With your IDE example you need the full parser and type checker to be "tolerant"...

DmitrySoshnikov · on Oct 27, 2020

Great details, thanks!

> A benefit of a syntax with indentation-defined block structure is that you don't need to rely on balanced grouping tokens like { ... }

In fact from the lexer perspective there is no big difference, the matching indent-dedent is the same token type as would be { and }

psykotic · on Oct 27, 2020

Indeed, the difference is that the lexer offers guarantees about the synthetic INDENT/DEDENT tokens. From an error sync perspective, the benefit is that the programmer (redundantly) re-asserts the block level every line by the amount of indentation. As a small addendum on Python's suspension of indentation tracking when nesting > 0, when I designed the syntax for indentation-based block structure in another language, I required such nested code to always have indentation beyond the current block's level even though no INDENT/DEDENT/NEWLINE tokens are emitted in this state. So this was legal:

    x = (1 +
        2)

    x = (1 +
            2)

    x = (1 +
      2)

    x = (1 +
     2)

But this was illegal:

    x = (1 +
    2)

The legal variants are all identical to

    x = (1 + 2)

from the parser's perspective. Adding this restriction (which is already the idiomatic way to indent nested multi-line expressions) means that you can reliably sync to block levels even when recovering from an error in a nested state. If your lexer already strips leading indentation from multi-line string literals you could add a similar constraint for them.

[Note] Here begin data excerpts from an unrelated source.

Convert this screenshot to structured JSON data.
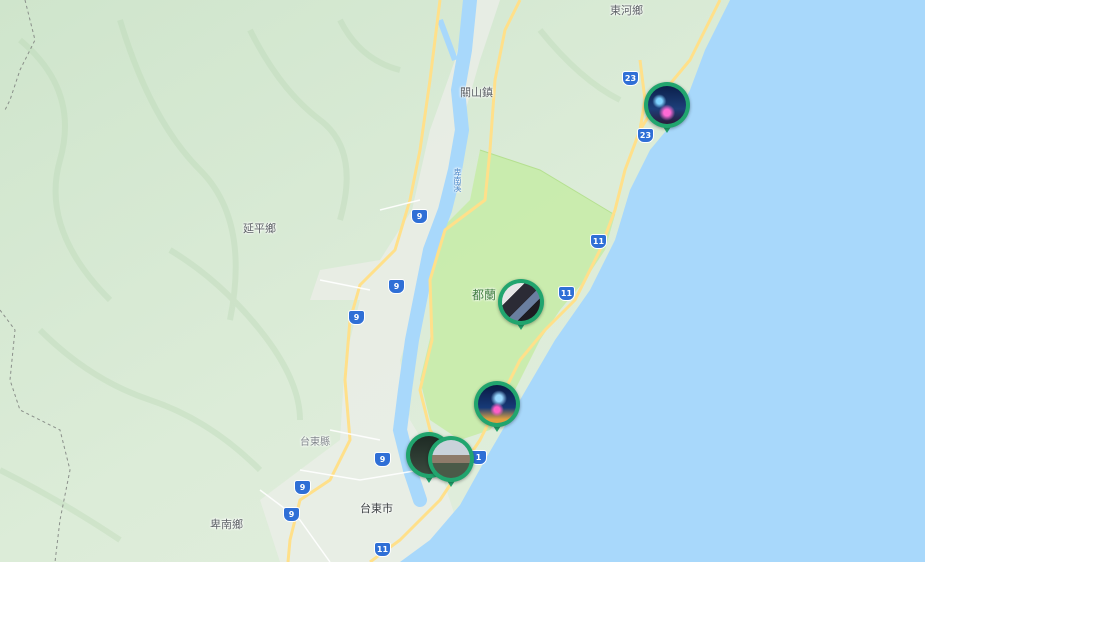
{
  "map": {
    "places": {
      "donghe": "東河鄉",
      "guanshan": "關山鎮",
      "yanping": "延平鄉",
      "dulan": "都蘭",
      "taitung_county": "台東縣",
      "taitung_city": "台東市",
      "beinan": "卑南鄉"
    },
    "river_label": "卑南溪",
    "highway_numbers": {
      "h23_a": "23",
      "h23_b": "23",
      "h9_a": "9",
      "h9_b": "9",
      "h9_c": "9",
      "h9_d": "9",
      "h9_e": "9",
      "h9_f": "9",
      "h11_a": "11",
      "h11_b": "11",
      "h11_c": "1",
      "h11_d": "11"
    },
    "markers": [
      {
        "name": "concert-night",
        "photo": "night-stage"
      },
      {
        "name": "festival-crowd",
        "photo": "crowd"
      },
      {
        "name": "light-show",
        "photo": "night-stage"
      },
      {
        "name": "stage-cluster",
        "photo": "outdoor-stage"
      }
    ],
    "colors": {
      "sea": "#a8d8fb",
      "land": "#dff0dc",
      "park": "#c8ecac",
      "marker": "#21a56e",
      "road": "#ffe08a",
      "highway_shield": "#2f6fd6"
    }
  }
}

The moral of a lot of these tricks is that by turning idioms and conventions into language enforced constraints you can detect programmer errors more reliably and you can do a better job of error recovery. That said, even in a curly brace language like C# you could still use the indentation structure as a heuristic guide for error recovery--it's just going to be less reliable.

DmitrySoshnikov · on Oct 27, 2020

Yeah, this makes sense, thanks.